The Liberty of Obedience, a collection of essays by Elizabeth Elliot. Overall the essays stress the standard of acting in love as more important than avoiding something that might appear sinful to someone else, the importance of not judging other cultures by our own cultural standards, the uselessness of avoiding “worldly” things for the sake of piety, and that the rules in the Bible are meant to be practiced with discernment according to the situation.
Anne of Green Gables by L.M. Montgomery. I understand now why Anne is such a beloved character and this book is so famous. Also, Prince Edward Island sounds incredibly beautiful.
Literature of the Eastern World, an anthology of Chinese, Babylonian, Hebrew, Hindustani, Burmese, Islamic, and Japanese literature compiled by the editors James E. Miller, Jr., Robert O’Neil, and Helen McDonnell (1970). Skipped some sections because I had already read them, but of everything I did read, I enjoyed the Chinese poetry best, followed by the Hebrew poetry. Not really familiar enough with Eastern literature to evaluate the editors' choices of what to include, but I do wish that it had had more commentary and annotation.

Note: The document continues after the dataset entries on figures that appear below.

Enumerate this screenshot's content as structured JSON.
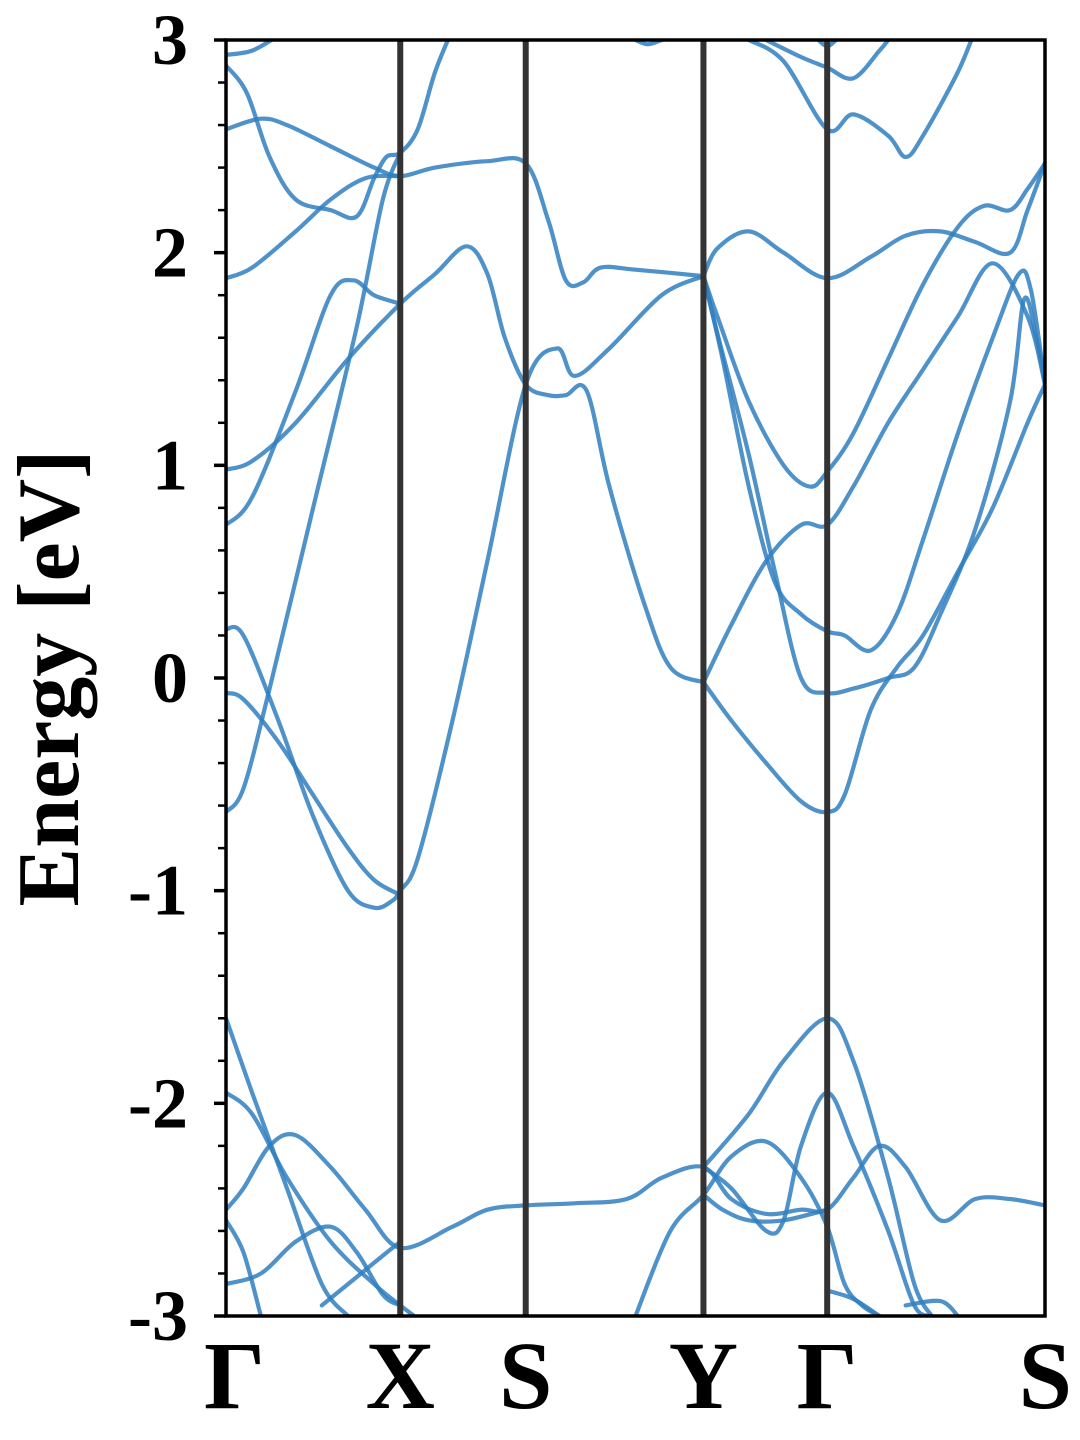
{
  "chart_data": {
    "type": "line",
    "title": "",
    "xlabel": "",
    "ylabel": "Energy [eV]",
    "ylim": [
      -3,
      3
    ],
    "yticks": [
      "3",
      "2",
      "1",
      "0",
      "-1",
      "-2",
      "-3"
    ],
    "y_minor_step": 0.2,
    "kpoints": [
      "Γ",
      "X",
      "S",
      "Y",
      "Γ",
      "S"
    ],
    "kpoint_positions": [
      0,
      1,
      1.72,
      2.74,
      3.45,
      4.7
    ],
    "grid": false,
    "line_color": "#2f7fbf",
    "kline_color": "#333333",
    "series": [
      {
        "values": [
          [
            0,
            2.93
          ],
          [
            0.15,
            2.95
          ],
          [
            0.3,
            3.02
          ]
        ]
      },
      {
        "values": [
          [
            0,
            2.88
          ],
          [
            0.12,
            2.75
          ],
          [
            0.25,
            2.45
          ],
          [
            0.4,
            2.25
          ],
          [
            0.6,
            2.2
          ],
          [
            0.75,
            2.17
          ],
          [
            0.85,
            2.35
          ],
          [
            0.92,
            2.45
          ],
          [
            1,
            2.47
          ],
          [
            1.1,
            2.58
          ],
          [
            1.2,
            2.85
          ],
          [
            1.3,
            3.05
          ]
        ]
      },
      {
        "values": [
          [
            0,
            2.58
          ],
          [
            0.2,
            2.63
          ],
          [
            0.35,
            2.6
          ],
          [
            0.6,
            2.5
          ],
          [
            0.85,
            2.4
          ],
          [
            1,
            2.36
          ],
          [
            1.2,
            2.4
          ],
          [
            1.5,
            2.43
          ],
          [
            1.72,
            2.42
          ],
          [
            1.85,
            2.15
          ],
          [
            1.95,
            1.87
          ],
          [
            2.05,
            1.86
          ],
          [
            2.15,
            1.93
          ],
          [
            2.35,
            1.92
          ],
          [
            2.74,
            1.89
          ]
        ]
      },
      {
        "values": [
          [
            0,
            1.88
          ],
          [
            0.15,
            1.93
          ],
          [
            0.4,
            2.1
          ],
          [
            0.6,
            2.25
          ],
          [
            0.8,
            2.35
          ],
          [
            1,
            2.36
          ]
        ]
      },
      {
        "values": [
          [
            0,
            0.98
          ],
          [
            0.15,
            1.02
          ],
          [
            0.4,
            1.2
          ],
          [
            0.7,
            1.5
          ],
          [
            1,
            1.76
          ],
          [
            1.2,
            1.9
          ],
          [
            1.38,
            2.03
          ],
          [
            1.5,
            1.9
          ],
          [
            1.6,
            1.6
          ],
          [
            1.72,
            1.38
          ],
          [
            1.85,
            1.33
          ],
          [
            1.95,
            1.33
          ],
          [
            2.07,
            1.35
          ],
          [
            2.2,
            0.9
          ],
          [
            2.4,
            0.35
          ],
          [
            2.55,
            0.05
          ],
          [
            2.74,
            -0.02
          ]
        ]
      },
      {
        "values": [
          [
            0,
            0.72
          ],
          [
            0.15,
            0.85
          ],
          [
            0.4,
            1.35
          ],
          [
            0.6,
            1.8
          ],
          [
            0.73,
            1.87
          ],
          [
            0.85,
            1.8
          ],
          [
            1,
            1.76
          ]
        ]
      },
      {
        "values": [
          [
            0,
            0.23
          ],
          [
            0.1,
            0.2
          ],
          [
            0.3,
            -0.2
          ],
          [
            0.5,
            -0.65
          ],
          [
            0.7,
            -1
          ],
          [
            0.85,
            -1.08
          ],
          [
            0.95,
            -1.05
          ],
          [
            1,
            -1.0
          ],
          [
            1.1,
            -0.85
          ],
          [
            1.3,
            -0.2
          ],
          [
            1.5,
            0.55
          ],
          [
            1.72,
            1.38
          ],
          [
            1.9,
            1.55
          ],
          [
            2,
            1.42
          ],
          [
            2.2,
            1.55
          ],
          [
            2.5,
            1.8
          ],
          [
            2.74,
            1.89
          ]
        ]
      },
      {
        "values": [
          [
            0,
            -0.07
          ],
          [
            0.1,
            -0.1
          ],
          [
            0.3,
            -0.3
          ],
          [
            0.5,
            -0.55
          ],
          [
            0.7,
            -0.8
          ],
          [
            0.85,
            -0.95
          ],
          [
            1,
            -1.02
          ]
        ]
      },
      {
        "values": [
          [
            0,
            -0.63
          ],
          [
            0.1,
            -0.52
          ],
          [
            0.25,
            -0.05
          ],
          [
            0.5,
            0.8
          ],
          [
            0.75,
            1.65
          ],
          [
            0.9,
            2.25
          ],
          [
            1,
            2.47
          ]
        ]
      },
      {
        "values": [
          [
            2.74,
            1.89
          ],
          [
            2.82,
            2.02
          ],
          [
            3.0,
            2.1
          ],
          [
            3.2,
            2.0
          ],
          [
            3.45,
            1.88
          ],
          [
            3.7,
            1.98
          ],
          [
            3.9,
            2.08
          ],
          [
            4.1,
            2.1
          ],
          [
            4.3,
            2.05
          ],
          [
            4.5,
            2.0
          ],
          [
            4.6,
            2.2
          ],
          [
            4.7,
            2.42
          ]
        ]
      },
      {
        "values": [
          [
            2.74,
            1.89
          ],
          [
            2.82,
            1.7
          ],
          [
            3.0,
            1.3
          ],
          [
            3.2,
            1.0
          ],
          [
            3.35,
            0.9
          ],
          [
            3.45,
            0.97
          ],
          [
            3.6,
            1.15
          ],
          [
            3.8,
            1.5
          ],
          [
            4,
            1.85
          ],
          [
            4.2,
            2.12
          ],
          [
            4.35,
            2.22
          ],
          [
            4.5,
            2.2
          ],
          [
            4.6,
            2.3
          ],
          [
            4.7,
            2.42
          ]
        ]
      },
      {
        "values": [
          [
            2.74,
            1.89
          ],
          [
            2.85,
            1.5
          ],
          [
            3.0,
            0.9
          ],
          [
            3.15,
            0.45
          ],
          [
            3.3,
            0.3
          ],
          [
            3.45,
            0.22
          ],
          [
            3.55,
            0.2
          ],
          [
            3.7,
            0.13
          ],
          [
            3.85,
            0.3
          ],
          [
            4,
            0.65
          ],
          [
            4.2,
            1.15
          ],
          [
            4.4,
            1.6
          ],
          [
            4.55,
            1.9
          ],
          [
            4.62,
            1.82
          ],
          [
            4.7,
            1.38
          ]
        ]
      },
      {
        "values": [
          [
            2.74,
            1.89
          ],
          [
            2.82,
            1.62
          ],
          [
            3.0,
            1.05
          ],
          [
            3.15,
            0.5
          ],
          [
            3.3,
            0.0
          ],
          [
            3.45,
            -0.07
          ],
          [
            3.6,
            -0.05
          ],
          [
            3.8,
            0.0
          ],
          [
            3.95,
            0.05
          ],
          [
            4.1,
            0.3
          ],
          [
            4.3,
            0.7
          ],
          [
            4.5,
            1.3
          ],
          [
            4.58,
            1.78
          ],
          [
            4.65,
            1.6
          ],
          [
            4.7,
            1.38
          ]
        ]
      },
      {
        "values": [
          [
            2.74,
            -0.02
          ],
          [
            2.9,
            0.25
          ],
          [
            3.1,
            0.55
          ],
          [
            3.3,
            0.72
          ],
          [
            3.45,
            0.72
          ],
          [
            3.6,
            0.9
          ],
          [
            3.8,
            1.2
          ],
          [
            4,
            1.45
          ],
          [
            4.2,
            1.7
          ],
          [
            4.4,
            1.95
          ],
          [
            4.6,
            1.7
          ],
          [
            4.7,
            1.38
          ]
        ]
      },
      {
        "values": [
          [
            2.74,
            -0.02
          ],
          [
            2.9,
            -0.2
          ],
          [
            3.1,
            -0.4
          ],
          [
            3.3,
            -0.58
          ],
          [
            3.45,
            -0.63
          ],
          [
            3.55,
            -0.55
          ],
          [
            3.7,
            -0.15
          ],
          [
            3.85,
            0.05
          ],
          [
            4,
            0.2
          ],
          [
            4.2,
            0.5
          ],
          [
            4.4,
            0.8
          ],
          [
            4.6,
            1.2
          ],
          [
            4.7,
            1.38
          ]
        ]
      },
      {
        "values": [
          [
            3.0,
            3.0
          ],
          [
            3.2,
            2.9
          ],
          [
            3.45,
            2.58
          ],
          [
            3.6,
            2.65
          ],
          [
            3.8,
            2.55
          ],
          [
            3.9,
            2.45
          ],
          [
            4.0,
            2.55
          ],
          [
            4.2,
            2.85
          ],
          [
            4.3,
            3.05
          ]
        ]
      },
      {
        "values": [
          [
            3.1,
            3.0
          ],
          [
            3.3,
            2.92
          ],
          [
            3.45,
            2.87
          ],
          [
            3.6,
            2.82
          ],
          [
            3.75,
            2.95
          ],
          [
            3.8,
            3.0
          ]
        ]
      },
      {
        "values": [
          [
            3.4,
            3.0
          ],
          [
            3.45,
            2.97
          ],
          [
            3.5,
            3.0
          ]
        ]
      },
      {
        "values": [
          [
            2.35,
            3.0
          ],
          [
            2.42,
            2.98
          ],
          [
            2.5,
            3.0
          ]
        ]
      },
      {
        "values": [
          [
            0,
            -1.6
          ],
          [
            0.15,
            -1.95
          ],
          [
            0.35,
            -2.4
          ],
          [
            0.55,
            -2.85
          ],
          [
            0.7,
            -3.0
          ]
        ]
      },
      {
        "values": [
          [
            0,
            -1.95
          ],
          [
            0.15,
            -2.05
          ],
          [
            0.35,
            -2.35
          ],
          [
            0.6,
            -2.65
          ],
          [
            0.85,
            -2.85
          ],
          [
            1,
            -2.95
          ],
          [
            1.08,
            -3.0
          ]
        ]
      },
      {
        "values": [
          [
            0,
            -2.5
          ],
          [
            0.1,
            -2.4
          ],
          [
            0.25,
            -2.2
          ],
          [
            0.4,
            -2.15
          ],
          [
            0.6,
            -2.3
          ],
          [
            0.8,
            -2.5
          ],
          [
            1,
            -2.68
          ],
          [
            1.3,
            -2.58
          ],
          [
            1.5,
            -2.5
          ],
          [
            1.72,
            -2.48
          ],
          [
            2.0,
            -2.47
          ],
          [
            2.3,
            -2.45
          ],
          [
            2.5,
            -2.35
          ],
          [
            2.74,
            -2.3
          ],
          [
            2.9,
            -2.45
          ],
          [
            3.1,
            -2.52
          ],
          [
            3.3,
            -2.5
          ],
          [
            3.45,
            -2.5
          ],
          [
            3.6,
            -2.35
          ],
          [
            3.75,
            -2.2
          ],
          [
            3.9,
            -2.3
          ],
          [
            4.1,
            -2.55
          ],
          [
            4.3,
            -2.45
          ],
          [
            4.5,
            -2.45
          ],
          [
            4.7,
            -2.48
          ]
        ]
      },
      {
        "values": [
          [
            0,
            -2.55
          ],
          [
            0.1,
            -2.7
          ],
          [
            0.2,
            -3.0
          ]
        ]
      },
      {
        "values": [
          [
            0,
            -2.85
          ],
          [
            0.2,
            -2.8
          ],
          [
            0.4,
            -2.65
          ],
          [
            0.6,
            -2.58
          ],
          [
            0.75,
            -2.7
          ],
          [
            0.9,
            -2.9
          ],
          [
            1,
            -2.95
          ]
        ]
      },
      {
        "values": [
          [
            0.55,
            -2.95
          ],
          [
            0.7,
            -2.85
          ],
          [
            0.85,
            -2.75
          ],
          [
            1,
            -2.65
          ]
        ]
      },
      {
        "values": [
          [
            2.35,
            -3.0
          ],
          [
            2.55,
            -2.6
          ],
          [
            2.74,
            -2.43
          ],
          [
            2.9,
            -2.25
          ],
          [
            3.1,
            -2.18
          ],
          [
            3.3,
            -2.35
          ],
          [
            3.45,
            -2.58
          ],
          [
            3.55,
            -2.85
          ],
          [
            3.65,
            -2.95
          ],
          [
            3.75,
            -3.0
          ]
        ]
      },
      {
        "values": [
          [
            2.74,
            -2.43
          ],
          [
            2.85,
            -2.5
          ],
          [
            3.0,
            -2.55
          ],
          [
            3.2,
            -2.55
          ],
          [
            3.45,
            -2.5
          ]
        ]
      },
      {
        "values": [
          [
            2.74,
            -2.3
          ],
          [
            2.9,
            -2.4
          ],
          [
            3.1,
            -2.6
          ],
          [
            3.2,
            -2.55
          ],
          [
            3.3,
            -2.2
          ],
          [
            3.45,
            -1.95
          ],
          [
            3.6,
            -2.2
          ],
          [
            3.8,
            -2.6
          ],
          [
            3.95,
            -2.95
          ],
          [
            4.05,
            -3.0
          ]
        ]
      },
      {
        "values": [
          [
            2.74,
            -2.3
          ],
          [
            3.0,
            -2.05
          ],
          [
            3.2,
            -1.8
          ],
          [
            3.45,
            -1.6
          ],
          [
            3.6,
            -1.8
          ],
          [
            3.8,
            -2.35
          ],
          [
            3.95,
            -2.85
          ],
          [
            4.05,
            -3.0
          ]
        ]
      },
      {
        "values": [
          [
            3.45,
            -2.88
          ],
          [
            3.6,
            -2.92
          ],
          [
            3.75,
            -3.0
          ]
        ]
      },
      {
        "values": [
          [
            3.9,
            -2.95
          ],
          [
            4.1,
            -2.93
          ],
          [
            4.2,
            -3.0
          ]
        ]
      }
    ]
  }
}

The Inner Voice of Love by Henri Nouwen. Occasionally I was able to tell that something Nouwen said was valuable because it matches up with my own experience. However, it’s an intensely internal book about Nouwen’s spiritual journey during a difficult time in his life, and for much of the book I wasn’t able to identify what he said or connect it to my experience, so in those cases I felt that I had no frame of reference to be able to evaluate what he said. Thus, with a few exceptions, I felt that most of the book was not something I can apply to my own life.
A Serious Call to a Devout and Holy Life by William Law: As much as I hate to not finish reading a book once I have seriously started it, I might not finish this one. I've read the first half, and while I do appreciate what the author is trying to do, he is unbelievably long-winded and repetitive, and his logic is not always good.